She blanched. “What’s that supposed to mean?”
I’d never told anyone the truth about my dad. Not friends back home, not Frank, no one.
“My dad.” Those two words held so much weight for me, and that weight crushed down on my chest, constricting my breath. Kitty put her hand on my knee. She knew I was struggling. I fell silent.
“What happened with your dad?”
I looked over into her eyes. She was my Kitty. My person. And she might never see me the same way again after I told her. I covered her hand on my knee with my own, and she flipped hers and squeezed mine.
“You know I won’t judge you. I know you, Guy. I’m here for you.”
I took a deep breath. “He left for good maybe a year ago. He’s always had a problem with getting mad, anger. You know?”
Kitty nodded and I went on. “He’d be fine for a while. Then he’d just get so mad about something. He never actually hit me or Maman, but he’d get pretty scary. Then it’s like he’d wake up from it and just be mad at himself. He’d disappear for days and go drinking. The time before he left for good, he put a hole through our bathroom wall. Through the tile and everything. That was the only time Maman asked him to leave. She was worried for all of us. I think we all knew if she asked, he wasn’t coming back.”
Kitty squeezed my hand again and stayed quiet, waiting for me to say more. “He knew he couldn’t be what we needed, so he left. It was hard when he was there but it’s hard with him gone, too. Being in Quebec, his memory was everywhere. It bothered me, but it really got to Maman. She hated him for leaving us likethat, even though she’d asked him to. I think we both wished he could have been better. We moved to get away from it all, have a new start.”
“I’m so sorry, Guy. That’s awful.”
“Your family is so important to me and Maman, Kitty. But really, it’s because I don’t want to do all that to you.”
“Guy, you’re not your dad. You know that, right? I’ve never seen you mad once.”
“I’ve been mad when people say things about you.” It’s true. I considered punching out anyone who said something about Kitty.
“That’s not the same thing, Guy. Everyone gets mad. You’re a good person.” She held my arm for emphasis. “You’re not him.”
“Yeah, but he played hockey, too. Maman thinks his anger was from getting hit too many times.” Emotion bubbled up inside me and tears pricked my eyes. “I still want to play. What if the same thing happens to me? I don’t want to be like him. It’s almost like I have to choose hockey or having a family someday.”

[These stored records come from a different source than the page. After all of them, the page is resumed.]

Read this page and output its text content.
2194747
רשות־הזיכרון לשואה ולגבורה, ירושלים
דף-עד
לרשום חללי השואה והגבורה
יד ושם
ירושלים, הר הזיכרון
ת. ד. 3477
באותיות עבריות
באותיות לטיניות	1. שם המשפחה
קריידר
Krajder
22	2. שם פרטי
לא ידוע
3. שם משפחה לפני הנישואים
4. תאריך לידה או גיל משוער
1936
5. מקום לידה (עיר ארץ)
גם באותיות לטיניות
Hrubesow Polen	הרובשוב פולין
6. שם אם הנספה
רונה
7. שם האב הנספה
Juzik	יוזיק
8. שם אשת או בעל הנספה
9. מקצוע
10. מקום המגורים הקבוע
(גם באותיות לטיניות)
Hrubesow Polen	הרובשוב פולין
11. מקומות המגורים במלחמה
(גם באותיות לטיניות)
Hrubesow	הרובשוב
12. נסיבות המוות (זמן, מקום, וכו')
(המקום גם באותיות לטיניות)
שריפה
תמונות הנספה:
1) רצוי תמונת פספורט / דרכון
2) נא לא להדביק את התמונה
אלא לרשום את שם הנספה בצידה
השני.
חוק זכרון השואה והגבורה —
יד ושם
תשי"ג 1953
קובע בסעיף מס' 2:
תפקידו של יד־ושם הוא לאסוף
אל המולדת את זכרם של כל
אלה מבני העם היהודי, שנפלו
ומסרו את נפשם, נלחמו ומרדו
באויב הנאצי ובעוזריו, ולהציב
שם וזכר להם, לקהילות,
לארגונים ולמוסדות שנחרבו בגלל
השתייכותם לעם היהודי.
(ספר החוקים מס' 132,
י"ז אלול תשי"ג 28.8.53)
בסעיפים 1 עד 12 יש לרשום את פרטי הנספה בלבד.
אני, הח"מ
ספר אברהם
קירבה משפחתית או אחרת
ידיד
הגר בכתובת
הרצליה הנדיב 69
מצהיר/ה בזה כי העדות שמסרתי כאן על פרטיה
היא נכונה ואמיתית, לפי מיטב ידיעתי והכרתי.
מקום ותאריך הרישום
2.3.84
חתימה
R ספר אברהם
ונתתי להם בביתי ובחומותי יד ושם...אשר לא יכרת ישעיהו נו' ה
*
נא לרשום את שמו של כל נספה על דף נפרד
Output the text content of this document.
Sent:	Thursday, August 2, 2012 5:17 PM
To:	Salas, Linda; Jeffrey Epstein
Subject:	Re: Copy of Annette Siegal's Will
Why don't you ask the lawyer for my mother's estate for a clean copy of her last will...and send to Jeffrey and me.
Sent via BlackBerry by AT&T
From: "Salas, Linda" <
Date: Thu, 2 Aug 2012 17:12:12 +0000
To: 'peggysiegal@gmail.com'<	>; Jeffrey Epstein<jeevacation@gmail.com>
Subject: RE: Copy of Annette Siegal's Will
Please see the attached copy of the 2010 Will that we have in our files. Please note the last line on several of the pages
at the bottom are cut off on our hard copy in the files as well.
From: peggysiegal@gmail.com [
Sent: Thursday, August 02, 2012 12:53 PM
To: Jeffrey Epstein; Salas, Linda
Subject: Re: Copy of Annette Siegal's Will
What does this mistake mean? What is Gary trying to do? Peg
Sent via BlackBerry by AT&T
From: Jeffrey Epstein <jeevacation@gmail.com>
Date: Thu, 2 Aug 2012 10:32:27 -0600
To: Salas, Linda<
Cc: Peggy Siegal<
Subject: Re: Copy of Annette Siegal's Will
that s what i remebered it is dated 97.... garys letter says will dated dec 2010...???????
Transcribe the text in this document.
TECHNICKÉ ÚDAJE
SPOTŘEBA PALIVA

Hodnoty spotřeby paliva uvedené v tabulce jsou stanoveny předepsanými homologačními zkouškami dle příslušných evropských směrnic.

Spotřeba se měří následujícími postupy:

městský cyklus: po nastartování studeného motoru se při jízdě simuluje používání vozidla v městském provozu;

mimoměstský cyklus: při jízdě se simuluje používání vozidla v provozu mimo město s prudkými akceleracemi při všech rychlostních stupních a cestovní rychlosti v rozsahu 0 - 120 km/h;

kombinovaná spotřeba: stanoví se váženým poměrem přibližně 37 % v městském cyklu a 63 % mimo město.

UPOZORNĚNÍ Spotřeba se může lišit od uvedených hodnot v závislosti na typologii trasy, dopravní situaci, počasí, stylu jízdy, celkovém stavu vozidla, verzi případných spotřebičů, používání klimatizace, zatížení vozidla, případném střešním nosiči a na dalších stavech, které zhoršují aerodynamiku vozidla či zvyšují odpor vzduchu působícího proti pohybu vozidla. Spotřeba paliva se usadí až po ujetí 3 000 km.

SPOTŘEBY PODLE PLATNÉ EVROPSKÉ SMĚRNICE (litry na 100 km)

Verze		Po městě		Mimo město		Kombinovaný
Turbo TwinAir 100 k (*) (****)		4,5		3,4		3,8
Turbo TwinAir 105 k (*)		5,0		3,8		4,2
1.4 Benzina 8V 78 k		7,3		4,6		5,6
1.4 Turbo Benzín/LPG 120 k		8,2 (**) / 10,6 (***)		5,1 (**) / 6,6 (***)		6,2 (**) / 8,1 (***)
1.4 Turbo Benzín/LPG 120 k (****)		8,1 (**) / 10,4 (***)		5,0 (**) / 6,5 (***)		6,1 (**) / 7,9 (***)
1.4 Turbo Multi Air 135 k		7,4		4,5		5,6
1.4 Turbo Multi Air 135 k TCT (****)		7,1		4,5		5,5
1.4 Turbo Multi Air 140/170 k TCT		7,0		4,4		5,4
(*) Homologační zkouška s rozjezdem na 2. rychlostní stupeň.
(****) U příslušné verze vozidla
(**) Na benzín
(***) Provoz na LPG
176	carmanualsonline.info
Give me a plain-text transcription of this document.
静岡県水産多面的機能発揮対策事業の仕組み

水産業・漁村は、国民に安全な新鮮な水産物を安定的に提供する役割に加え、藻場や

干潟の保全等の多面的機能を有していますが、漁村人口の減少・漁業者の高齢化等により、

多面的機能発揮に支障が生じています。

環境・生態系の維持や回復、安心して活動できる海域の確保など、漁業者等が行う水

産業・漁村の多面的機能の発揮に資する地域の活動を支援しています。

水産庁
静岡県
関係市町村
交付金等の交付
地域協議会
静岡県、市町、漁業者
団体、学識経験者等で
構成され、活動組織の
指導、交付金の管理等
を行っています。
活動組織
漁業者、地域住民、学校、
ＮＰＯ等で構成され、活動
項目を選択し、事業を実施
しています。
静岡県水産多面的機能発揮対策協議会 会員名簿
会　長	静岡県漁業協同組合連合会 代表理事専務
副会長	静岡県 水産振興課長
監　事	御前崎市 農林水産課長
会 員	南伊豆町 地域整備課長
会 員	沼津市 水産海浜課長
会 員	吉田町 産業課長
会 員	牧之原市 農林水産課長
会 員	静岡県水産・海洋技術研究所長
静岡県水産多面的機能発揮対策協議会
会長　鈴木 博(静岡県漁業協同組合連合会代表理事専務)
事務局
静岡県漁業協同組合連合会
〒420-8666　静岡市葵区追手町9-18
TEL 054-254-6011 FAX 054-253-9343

Kitty pulled my head into her chest and held me there while I cried. I’d never cried in front of her. Hardly anyone, really. She was so calm.
“Didn’t he play kind of a while ago?” she asked. “And aren’t the rules different now?”
“Kind of. I don’t know. People still get hit hard,” I sniffed, sitting up.
“You’re still not him, Guy-Guy. And you know what to watch out for. I don’t think you should compare yourself. Or give up hockey. If it’s what you want to do, you should do it.”
My heart felt lighter. She understood how important the game was to me. I didn’t really know what to say. Once again, Kitty just got me.
“Thanks.” She rubbed my back. The warmth that we shared physically and emotionally thrummed between us. “I just feel kinda doomed.”
“I can see why you’d feel that way.” She drew shapes in the sandwith her toes. “Wanna tell me about your bad dream?”
I inhaled and held it for a moment. “I was running. Couldn’t stop. Something was chasing me. I’ve had problems with sleeping lately. I’m worried about Maman.”
“What do you mean? Why?”
“I’m not sure. I think she’s not feeling good. She’s been taking medicine a lot, and when she comes home from work, she’s always getting off the phone with my Grandmere.” I winced. “She hardly talked to her before we left home. I’m afraid Maman is sick.”
“Sick how?”
“I don’t know,” I said. “Something just seems wrong. I can’t figure out what’s making her hurt so bad to need medicine all the time like that. I’ve asked her and she just shrugs me off. ‘Oh, it’s just getting old,’ or ‘Oh, just a headache.’ I’m afraid we’ll have to go back to Canada.”
“Guy, really?” Kitty’s eyes were big, brow furrowed.
“I’m not sure how much longer her visa is. I can stay because I’m a student, but she might not be able to. Healthcare costs so much in America. At least at home, it’d be free.”
Kitty let out a little whimper. “I hope that’s not true. I love your mom.”